Diagnosing Disorders of Consciousness (DoC) is difficult and requires robust and reliable tools. A study conducted by Denis Engemann (Inria, French national research institute for the digital sciences – CEA NeuroSpin) and Federico Raimondo (University of Buenos Aires/Sorbonne Université), directed by Jacobo Sitt, Inserm researcher at the Brain and Spine Institute (ICM), at Pitié-Salpêtrière AP-HP hospital in Paris, (CNRS/Inserm/Sorbonne Université) proposed a novel EEG tool called “DoC-Forest” for classification of states of consciousness. DoC-Forest is now accessible to all centers in the world. The results are published in Brain.
A major challenge for medical care
Disorders of Consciousness (DoC) are a severe challenge in clinical neuroscience.
Two major conditions are described: the “vegetative” state, with no awareness from the patient and the “minimally conscious” state, with a certain degree of awareness. DoC are notoriously difficult to diagnose, increasing the need for reliable and accessible diagnostic tools in practice.
EEG can meet those demands and provide economic screening in many situations. Furthermore, compiling large data sets obtained from EEG across medical centers may enable powerful machine learning approaches.
A study conducted by Denis Engemann (Inria Saclay – Île-de-France / CEA NeuroSpin), Federico Raimondo and Jacobo Sitt, members of the PICNIC team at ICM, proposed and validated an EEG diagnostic tool based on clinical data from Pitié-Salpêtrière AP-HP hospital, Paris. They computed EEG-biomarkers of consciousness with different sets of sensors and portions of the EEG recording and combined them using machine-learning to develop a prediction tool.
Once developed, it had to be tested with regard to several critical parameters: can this tool be used on data from other centers around the world?
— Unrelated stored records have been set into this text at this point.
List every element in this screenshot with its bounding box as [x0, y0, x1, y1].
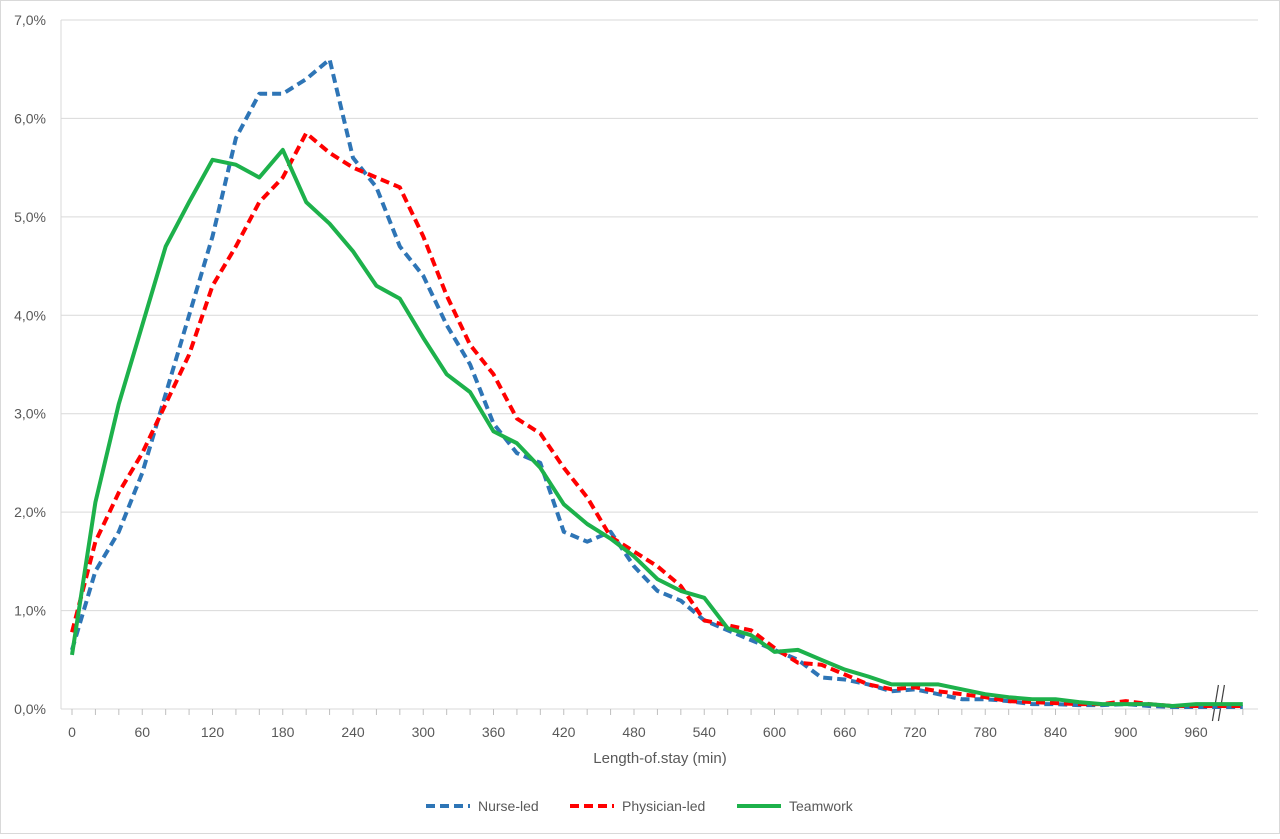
x-tick-label: 60	[134, 724, 150, 740]
x-tick-label: 720	[903, 724, 927, 740]
x-tick-label: 600	[763, 724, 787, 740]
x-tick-label: 660	[833, 724, 857, 740]
series-line-physician-led	[70, 131, 1243, 708]
x-tick-label: 540	[693, 724, 717, 740]
x-tick-label: 780	[974, 724, 998, 740]
x-tick-label: 960	[1184, 724, 1208, 740]
series-line-nurse-led	[70, 57, 1243, 709]
legend: Nurse-led Physician-led Teamwork	[426, 798, 854, 814]
y-tick-label: 0,0%	[14, 701, 46, 717]
axes: 0,0% 1,0% 2,0% 3,0% 4,0% 5,0% 6,0% 7,0% 0 60 120 18…	[14, 12, 1244, 740]
series-line-teamwork	[70, 147, 1243, 708]
series-lines	[70, 57, 1243, 709]
x-tick-label: 900	[1114, 724, 1138, 740]
x-tick-label: 120	[201, 724, 225, 740]
legend-item: Nurse-led	[426, 798, 539, 814]
x-tick-label: 840	[1044, 724, 1068, 740]
x-tick-label: 360	[482, 724, 506, 740]
y-tick-label: 4,0%	[14, 307, 46, 323]
x-tick-label: 0	[68, 724, 76, 740]
y-tick-label: 6,0%	[14, 110, 46, 126]
legend-label: Nurse-led	[478, 798, 539, 814]
legend-item: Physician-led	[570, 798, 705, 814]
legend-label: Teamwork	[789, 798, 854, 814]
x-tick-label: 180	[271, 724, 295, 740]
y-tick-label: 3,0%	[14, 406, 46, 422]
y-tick-label: 5,0%	[14, 209, 46, 225]
legend-item: Teamwork	[737, 798, 854, 814]
x-tick-label: 420	[552, 724, 576, 740]
gridlines	[61, 19, 1258, 710]
legend-label: Physician-led	[622, 798, 705, 814]
y-tick-label: 1,0%	[14, 603, 46, 619]
y-tick-label: 7,0%	[14, 12, 46, 28]
y-tick-label: 2,0%	[14, 504, 46, 520]
x-tick-label: 240	[341, 724, 365, 740]
x-tick-label: 480	[622, 724, 646, 740]
x-tick-label: 300	[412, 724, 436, 740]
x-axis-title: Length-of.stay (min)	[593, 750, 726, 767]
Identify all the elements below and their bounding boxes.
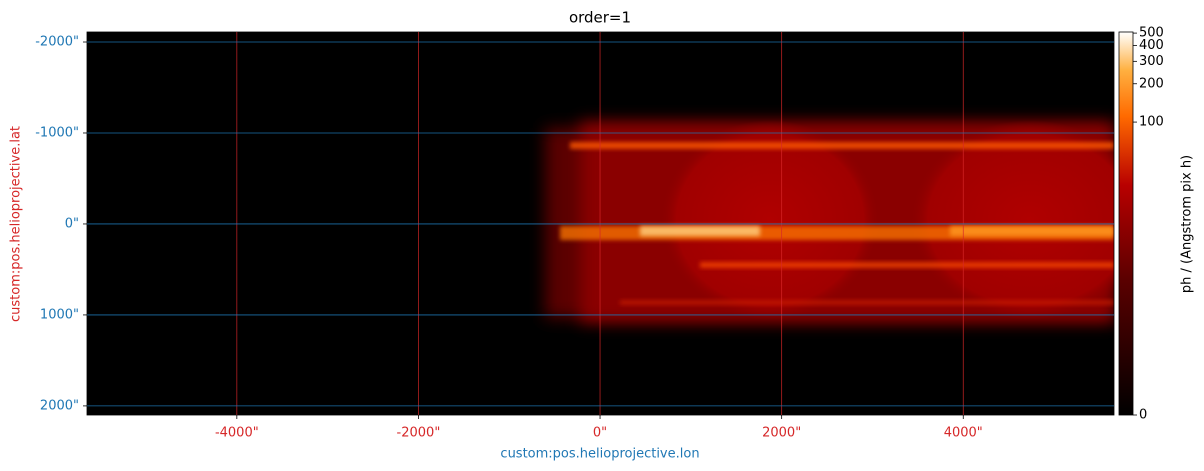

What amount of data does it need to provide with a reliable diagnostic? (i.e. is this tool generally accessible, not just to the better equipped centers)? Is it robust, meaning can it provide the right diagnostic even with noise on the data?
The researchers tested their models on two new data sets from Paris and the Coma Science Group at the University of Liège (Belgium). They generalized well, also when training on the task-EEG data from Paris and testing on the resting-state-EEG Liège, suggesting the presence of common EEG-signatures of DoC.
They assessed the performance of their EEG tool “DoC-Forest” on more than a hundred EEG features either combined or individually. They found that reasonable prediction performance can already be obtained from small portions of EEG, for example, 16 sensors and from a few tens of seconds of clean EEG. They also observed that the multivariate model was more robust than the univariate ones when changing the number of sensors or EEG-trials.
A reliable, simple and accessible method
“With computational stress tests, we found that the multivariate model is particularly robust when different EEG-configurations are used for training and testing and either the diagnostic information or the data is corrupted with noise.” adds Denis Engemann.
Overall, this study validates the robustness and reliability of this EEG tool for the diagnostic of disorders of consciousness. EEG is a simple and accessible method in practice and using this tool, detection of disorders of consciousness can be obtained collecting small amounts of data from each patient. Further studies will aim at extending these results to prognosis of DoC as well as other states of consciousness and improve the machine-learning results by using even larger data sets.